In England, a street lantern that is powered not by electricity but by dog poop has recently been causing a stir and keeping the streets clean. The lantern lights up with biogas produced from the dog's droppings. In this way, not only energy for electricity is saved, there is also a collection point for dog poop - and thus a cleaner park.
The British inventor Brian Harper was annoyed by the dog droppings lying around in the park. Harper wanted to solve the problem and give it a positive spin at the same time. That is why he invented the street lantern that shines through dog droppings. The lantern is located in Malvern Hills, England.
Lantern with bio-composter
The British man's invention works as follows: Dog owners:inside throw their dogs' waste, collected in paper bags available free of charge, into a bin on the lantern, then a handle is turned to convey the bag into the integrated biocomposter. Both the contents of the bag and the bag itself decompose in the composter within a few days. Biogas is produced in the process. This gas consists of 60 percent methane and 40 percent carbon dioxide.
The gas mixture is collected in the gas container and lights up the streetlights as dusk falls. Ten bags of dog excrement are needed to keep the streetlights lit for two hours. In addition to the biogas, fertilizer is also produced, which can then be reused.
Biogas plants in Germany
The use of excrement to generate energy is not new. In Great Britain, for example, there have already been attempts to operate a bus with the help of human excrement. Similar projects are also underway in Canada and India.
However, the potential for generating electricity using biogas plants powered by manure or biowaste has not yet been fully exploited. Particularly in the energy crisis, even more use could be made here of the possibilities for energy procurement.
Europe is facing a serious energy crisis at a time when the demand for energy is increasing globally and the cost of fossil fuels is rising. The situation has only become more prominent as a result of Russia's invasion of Ukraine. The majority of Europe's energy demands are still met by importing 90% of its oil and over 60% of its gas, with several nations still getting a significant portion of their energy from Russia.
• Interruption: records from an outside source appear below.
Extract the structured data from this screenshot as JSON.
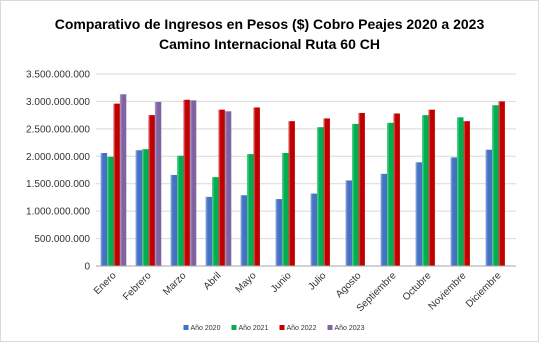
{
  "chart_data": {
    "type": "bar",
    "title": "Comparativo de Ingresos en Pesos ($) Cobro Peajes 2020 a 2023",
    "subtitle": "Camino Internacional Ruta 60 CH",
    "categories": [
      "Enero",
      "Febrero",
      "Marzo",
      "Abril",
      "Mayo",
      "Junio",
      "Julio",
      "Agosto",
      "Septiembre",
      "Octubre",
      "Noviembre",
      "Diciembre"
    ],
    "ylim": [
      0,
      3500000000
    ],
    "yticks": [
      0,
      500000000,
      1000000000,
      1500000000,
      2000000000,
      2500000000,
      3000000000,
      3500000000
    ],
    "ytick_labels": [
      "0",
      "500.000.000",
      "1.000.000.000",
      "1.500.000.000",
      "2.000.000.000",
      "2.500.000.000",
      "3.000.000.000",
      "3.500.000.000"
    ],
    "grid": true,
    "legend_position": "bottom",
    "series": [
      {
        "name": "Año 2020",
        "color": "#4472c4",
        "values": [
          2060000000,
          2110000000,
          1660000000,
          1260000000,
          1290000000,
          1220000000,
          1320000000,
          1560000000,
          1680000000,
          1890000000,
          1980000000,
          2120000000
        ]
      },
      {
        "name": "Año 2021",
        "color": "#00b050",
        "values": [
          1990000000,
          2130000000,
          2010000000,
          1620000000,
          2040000000,
          2060000000,
          2530000000,
          2590000000,
          2610000000,
          2750000000,
          2710000000,
          2930000000
        ]
      },
      {
        "name": "Año 2022",
        "color": "#c00000",
        "values": [
          2960000000,
          2750000000,
          3030000000,
          2850000000,
          2890000000,
          2640000000,
          2690000000,
          2790000000,
          2780000000,
          2850000000,
          2640000000,
          3000000000
        ]
      },
      {
        "name": "Año 2023",
        "color": "#8064a2",
        "values": [
          3130000000,
          2990000000,
          3020000000,
          2820000000,
          null,
          null,
          null,
          null,
          null,
          null,
          null,
          null
        ]
      }
    ]
  }
}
Moving quickly toward decarbonization today requires consideration of energy security, or, to put it simply, independence and freedom. This is likely to be good news for the environment because the answers are the same: promote the use of renewable energy sources, encourage the development of new energy carriers and sources, and ensure that energy is used as efficiently as possible.
The world needs a systemic transformation throughout the entire energy sector to make it happen. Because it involves more than simply plugging in new power plants where the old ones were and carrying on as usual, it is systemic. These are distinct devices that operate in various settings, at various times, and under various circumstances. The implication is that the world must change and improve to new methods of transforming, transporting, storing, and utilising energy on behalf of the achievement of the Sustainable Development Goals.